"You are only a stranger to me, sir, but--but----"

"Yes, I am only a stranger to you, my child, but we have come together on the great ocean of life, and now--now we must say good-by and part."

"Good-by, sir!"

"Good-by, little girl, and God bless you!"

The girl stepped to her bedroom door and then stopped and turned and looked back at him. Her eyes were full--she knew not why. Nature was saying something to her at last--she knew not what.

He was looking after her with all his hungry soul in his quivering face, and when she turned he stretched out his arms to her.

"Elin!" he whispered, and she came back to him, and he folded her to his heart and kissed her on the forehead and on the lips. Ah, sweet, soft, warm lips, he felt them to the last!

A mist floated before his eyes; he heard footsteps going away from him; he heard a door open and close, and then--his child was gone.

* * * * *

Christian Christiansson was alone.
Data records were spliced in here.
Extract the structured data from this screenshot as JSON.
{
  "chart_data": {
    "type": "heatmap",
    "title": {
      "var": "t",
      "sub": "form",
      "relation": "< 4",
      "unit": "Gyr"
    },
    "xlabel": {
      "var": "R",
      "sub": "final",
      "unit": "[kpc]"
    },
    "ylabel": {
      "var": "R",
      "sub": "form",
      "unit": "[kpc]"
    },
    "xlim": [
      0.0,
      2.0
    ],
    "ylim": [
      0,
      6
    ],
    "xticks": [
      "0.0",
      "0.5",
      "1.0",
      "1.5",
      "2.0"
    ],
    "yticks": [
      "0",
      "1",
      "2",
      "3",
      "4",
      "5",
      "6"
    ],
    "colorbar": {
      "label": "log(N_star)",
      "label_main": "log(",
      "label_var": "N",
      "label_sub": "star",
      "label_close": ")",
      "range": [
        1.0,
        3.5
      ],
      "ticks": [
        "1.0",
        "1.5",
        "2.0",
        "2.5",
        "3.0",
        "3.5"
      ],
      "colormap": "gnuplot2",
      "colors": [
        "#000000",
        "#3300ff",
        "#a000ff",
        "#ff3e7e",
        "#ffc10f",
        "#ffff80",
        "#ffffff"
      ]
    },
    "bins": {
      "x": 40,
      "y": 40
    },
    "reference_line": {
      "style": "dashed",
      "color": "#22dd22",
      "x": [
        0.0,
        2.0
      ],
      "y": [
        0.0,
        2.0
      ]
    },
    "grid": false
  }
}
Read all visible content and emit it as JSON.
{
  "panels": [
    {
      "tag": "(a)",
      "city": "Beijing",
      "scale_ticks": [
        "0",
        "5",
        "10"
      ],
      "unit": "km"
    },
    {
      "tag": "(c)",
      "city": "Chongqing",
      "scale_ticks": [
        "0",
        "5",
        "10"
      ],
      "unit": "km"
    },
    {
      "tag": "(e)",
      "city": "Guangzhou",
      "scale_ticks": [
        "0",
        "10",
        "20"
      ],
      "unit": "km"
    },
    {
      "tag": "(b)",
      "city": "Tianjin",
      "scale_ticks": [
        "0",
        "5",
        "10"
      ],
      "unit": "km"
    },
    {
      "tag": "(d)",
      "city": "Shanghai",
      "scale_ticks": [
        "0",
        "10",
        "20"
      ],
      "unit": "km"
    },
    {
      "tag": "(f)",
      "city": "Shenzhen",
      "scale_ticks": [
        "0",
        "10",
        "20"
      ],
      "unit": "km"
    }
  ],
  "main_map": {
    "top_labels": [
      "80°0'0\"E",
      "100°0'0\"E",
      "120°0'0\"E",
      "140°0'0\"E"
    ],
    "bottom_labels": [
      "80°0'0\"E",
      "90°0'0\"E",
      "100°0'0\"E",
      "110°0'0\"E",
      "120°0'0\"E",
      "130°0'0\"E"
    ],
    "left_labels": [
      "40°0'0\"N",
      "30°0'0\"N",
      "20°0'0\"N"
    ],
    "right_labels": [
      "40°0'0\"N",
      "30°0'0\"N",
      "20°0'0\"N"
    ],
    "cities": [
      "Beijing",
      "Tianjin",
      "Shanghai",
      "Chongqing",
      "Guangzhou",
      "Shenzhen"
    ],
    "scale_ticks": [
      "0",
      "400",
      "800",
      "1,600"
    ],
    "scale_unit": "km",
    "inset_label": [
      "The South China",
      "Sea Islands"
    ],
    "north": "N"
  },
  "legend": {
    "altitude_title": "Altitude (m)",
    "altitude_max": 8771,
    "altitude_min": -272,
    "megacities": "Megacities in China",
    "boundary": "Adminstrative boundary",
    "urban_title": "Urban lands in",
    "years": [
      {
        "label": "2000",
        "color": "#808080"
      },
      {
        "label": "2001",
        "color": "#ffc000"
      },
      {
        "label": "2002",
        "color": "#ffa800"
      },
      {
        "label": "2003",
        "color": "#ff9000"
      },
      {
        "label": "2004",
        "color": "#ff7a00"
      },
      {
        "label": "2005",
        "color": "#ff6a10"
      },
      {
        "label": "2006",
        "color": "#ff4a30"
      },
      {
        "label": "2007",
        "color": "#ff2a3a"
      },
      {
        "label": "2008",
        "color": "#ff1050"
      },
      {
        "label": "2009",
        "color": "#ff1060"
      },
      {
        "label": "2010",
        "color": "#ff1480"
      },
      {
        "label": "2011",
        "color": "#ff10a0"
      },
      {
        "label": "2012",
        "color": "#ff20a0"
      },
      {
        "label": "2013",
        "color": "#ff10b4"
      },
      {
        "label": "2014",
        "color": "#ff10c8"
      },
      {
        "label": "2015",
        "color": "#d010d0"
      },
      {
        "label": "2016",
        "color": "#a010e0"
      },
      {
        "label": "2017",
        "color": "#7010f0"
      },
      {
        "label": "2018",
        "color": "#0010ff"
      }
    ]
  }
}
He felt that he had come to the lees of his life and saw nothing but a blank where he might crawl to die. Could he go back to Reykjavik? That was impossible, for the Minister and his people would be preparing their banquet in honor of his visit, and to go through such rejoicing would be a scorching martyrdom at which the devil himself would laugh. Could he return to England and resume his old life as the unknown composer? That was impossible also, for he could never write as he had written before, because the old impulse was gone, the fire was burnt out, the life that had inspired him was dead, and because the foundations of his fame were broken up by the new consciousness that he had no right to it, by the sense that his career and all that had come of it had been built on the desecration of his wife's grave, and by the certainty that his success had been paid for as by the sweat of his very soul.